In Japan, the Nikkei 225 declined by 0.34% to 38,787.38, while the Topix edged up by 0.3% to 2,745.62.

Leading decliners on Tokyo's benchmark included Sumitomo Dainippon Pharma, down 5.35%, Dentsu falling 4.32%, and CyberAgent dropping 4.27%.

Chinese markets saw gains with the Shanghai Composite rising 1.01% to 3,154.03 and the Shenzhen Component increasing by 1.1% to 9,709.42.

Notable performers in Shanghai were Guangzhou Fangbang Electronics, surging 17.93%, and Greenland Holdings, up 10.15%.

Hong Kong's Hang Seng Index climbed 0.91% to 19,553.61, bolstered by a rally in property developer stocks following the PBOC's policy announcements.

Longfor Properties jumped 10.87%, Country Garden Services rose 9.82%, and Alibaba Group advanced 7.53%.

South Korea's Kospi fell 1.03% to 2,724.62, with SKC and Hyundai Heavy Industries plunging 8.49% and 7.33%, respectively.

In Australia, the S&P/ASX 200 declined by 0.85% to 7,814.40, with Dicker Data dropping 13.15% and Xero falling 5.12%.

New Zealand's S&P/NZX 50 slipped 0.24% to 11,699.79, pressured by Property for Industry, down 5.41%, and Ryman Healthcare, which fell 4.39%.

In currency markets, the dollar was last up 0.32% on the yen to trade at JPY 155.89, while it added 0.4% against the Aussie to AUD 1.5033, and advanced 0.28% on the Kiwi to change hands at NZD 1.6381.

Oil prices edged higher, with Brent crude futures last up 0.22% on ICE at $83.45 per barrel and the NYMEX quote for West Texas Intermediate ahead 0.2% at $79.39.

Chinese economic data paints mixed picture, exports fall in Singapore

In economic news, fresh data out of China for April presented a mixed picture.

Retail sales increased by 2.3% year-on-year, falling short of the anticipated 3.8% rise and slowing from March's 3.1% growth, according to the National Bureau of Statistics (NBS).

In contrast, industrial production exceeded expectations, growing by 6.7% compared to the forecasted 5.5%, and significantly higher than the 4.5% growth in March.

Fixed asset investment, however, grew 4.2% in the first four months of the year, missing the 4.6% estimate.

China's urban unemployment rate meanwhile decreased to 5% in April from 5.2% in March.
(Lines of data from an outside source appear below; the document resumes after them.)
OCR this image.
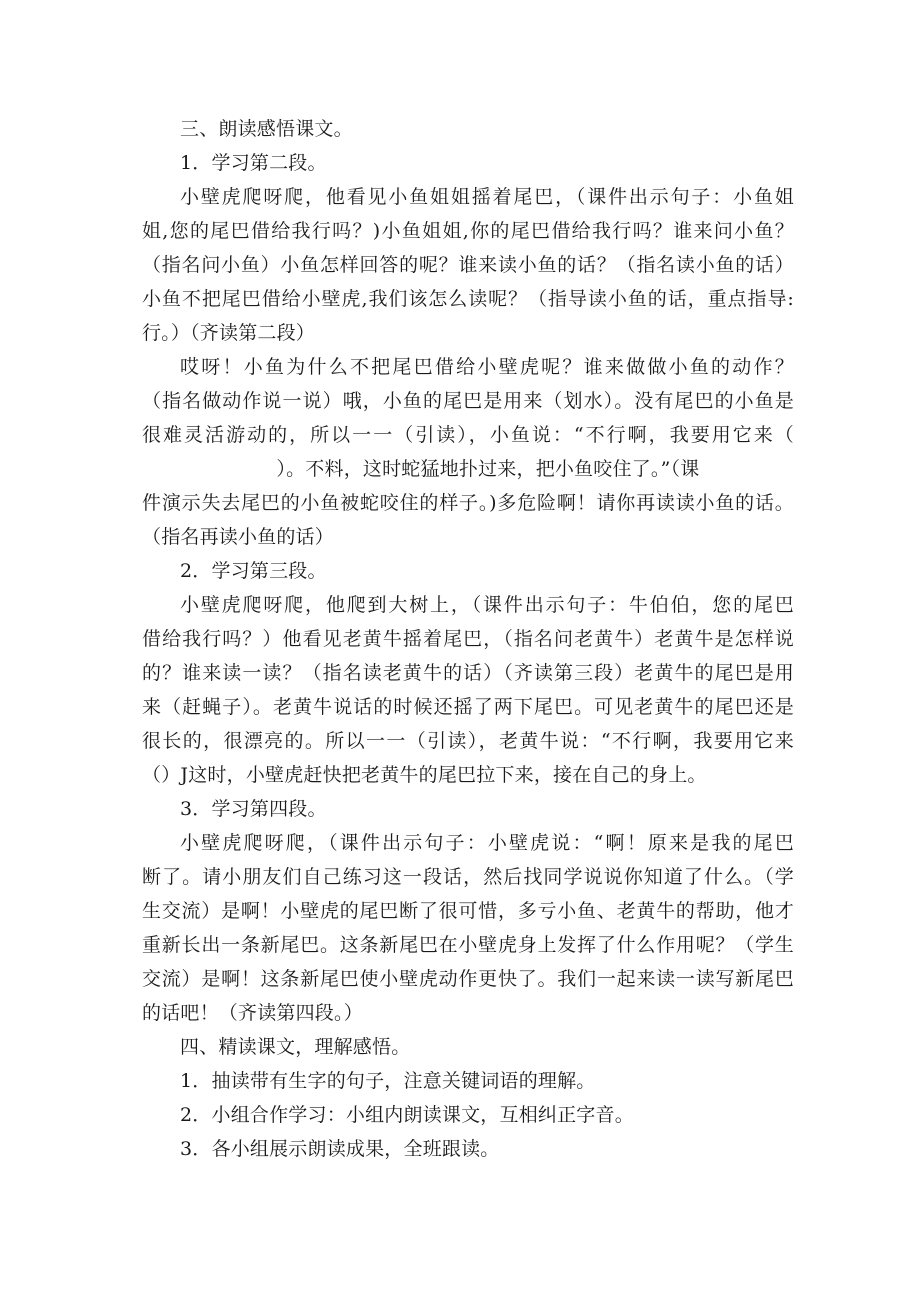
三、朗读感悟课文。
1．学习第二段。
小壁虎爬呀爬，他看见小鱼姐姐摇着尾巴，（课件出示句子：小鱼姐
姐,您的尾巴借给我行吗？)小鱼姐姐,你的尾巴借给我行吗？谁来问小鱼？
（指名问小鱼）小鱼怎样回答的呢？谁来读小鱼的话？（指名读小鱼的话）
小鱼不把尾巴借给小壁虎,我们该怎么读呢？（指导读小鱼的话，重点指导:
行。）（齐读第二段）
哎呀！小鱼为什么不把尾巴借给小壁虎呢？谁来做做小鱼的动作？
（指名做动作说一说）哦，小鱼的尾巴是用来（划水）。没有尾巴的小鱼是
很难灵活游动的，所以一一（引读），小鱼说：“不行啊，我要用它来（
　　　　　　　）。不料，这时蛇猛地扑过来，把小鱼咬住了。”（课
件演示失去尾巴的小鱼被蛇咬住的样子。)多危险啊！请你再读读小鱼的话。
（指名再读小鱼的话）
2．学习第三段。
小壁虎爬呀爬，他爬到大树上，（课件出示句子：牛伯伯，您的尾巴
借给我行吗？）他看见老黄牛摇着尾巴，（指名问老黄牛）老黄牛是怎样说
的？谁来读一读？（指名读老黄牛的话）（齐读第三段）老黄牛的尾巴是用
来（赶蝇子）。老黄牛说话的时候还摇了两下尾巴。可见老黄牛的尾巴还是
很长的，很漂亮的。所以一一（引读），老黄牛说：“不行啊，我要用它来
（）J这时，小壁虎赶快把老黄牛的尾巴拉下来，接在自己的身上。
3．学习第四段。
小壁虎爬呀爬，（课件出示句子：小壁虎说：“啊！原来是我的尾巴
断了。请小朋友们自己练习这一段话，然后找同学说说你知道了什么。（学
生交流）是啊！小壁虎的尾巴断了很可惜，多亏小鱼、老黄牛的帮助，他才
重新长出一条新尾巴。这条新尾巴在小壁虎身上发挥了什么作用呢？（学生
交流）是啊！这条新尾巴使小壁虎动作更快了。我们一起来读一读写新尾巴
的话吧！（齐读第四段。）
四、精读课文，理解感悟。
1．抽读带有生字的句子，注意关键词语的理解。
2．小组合作学习：小组内朗读课文，互相纠正字音。
3．各小组展示朗读成果，全班跟读。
The NBS highlighted that the Labour Day holiday and last year's high base influenced the figures.

"Major indicators of industry, exports, employment, and prices improved overall, with new driving forces maintaining rapid growth," it stated.

In Singapore, non-oil domestic exports (NODX) fell 9.3% year-on-year in April, improving from a 20.8% drop in March.

Enterprise Singapore attributed the decline to non-electronic goods, particularly pharmaceuticals, although electronic goods resumed growth.

The decrease was less severe than the predicted 10% fall. Exports to key markets like the US and EU continued to decline, with drops of 40.6% and 55.1%, respectively.

Malaysia's economy meanwhile showed robust growth in the first quarter of 2024, expanding by 4.2% year-on-year, surpassing the 3.9% growth forecast.

It marked the strongest performance since the first quarter of 2023, which saw a 5.5% increase.

The economy had grown by 2.9% in the prior quarter.

Malaysia's services and manufacturing sectors boosted supply, while private final consumption expenditure and gross fixed capital formation drove demand.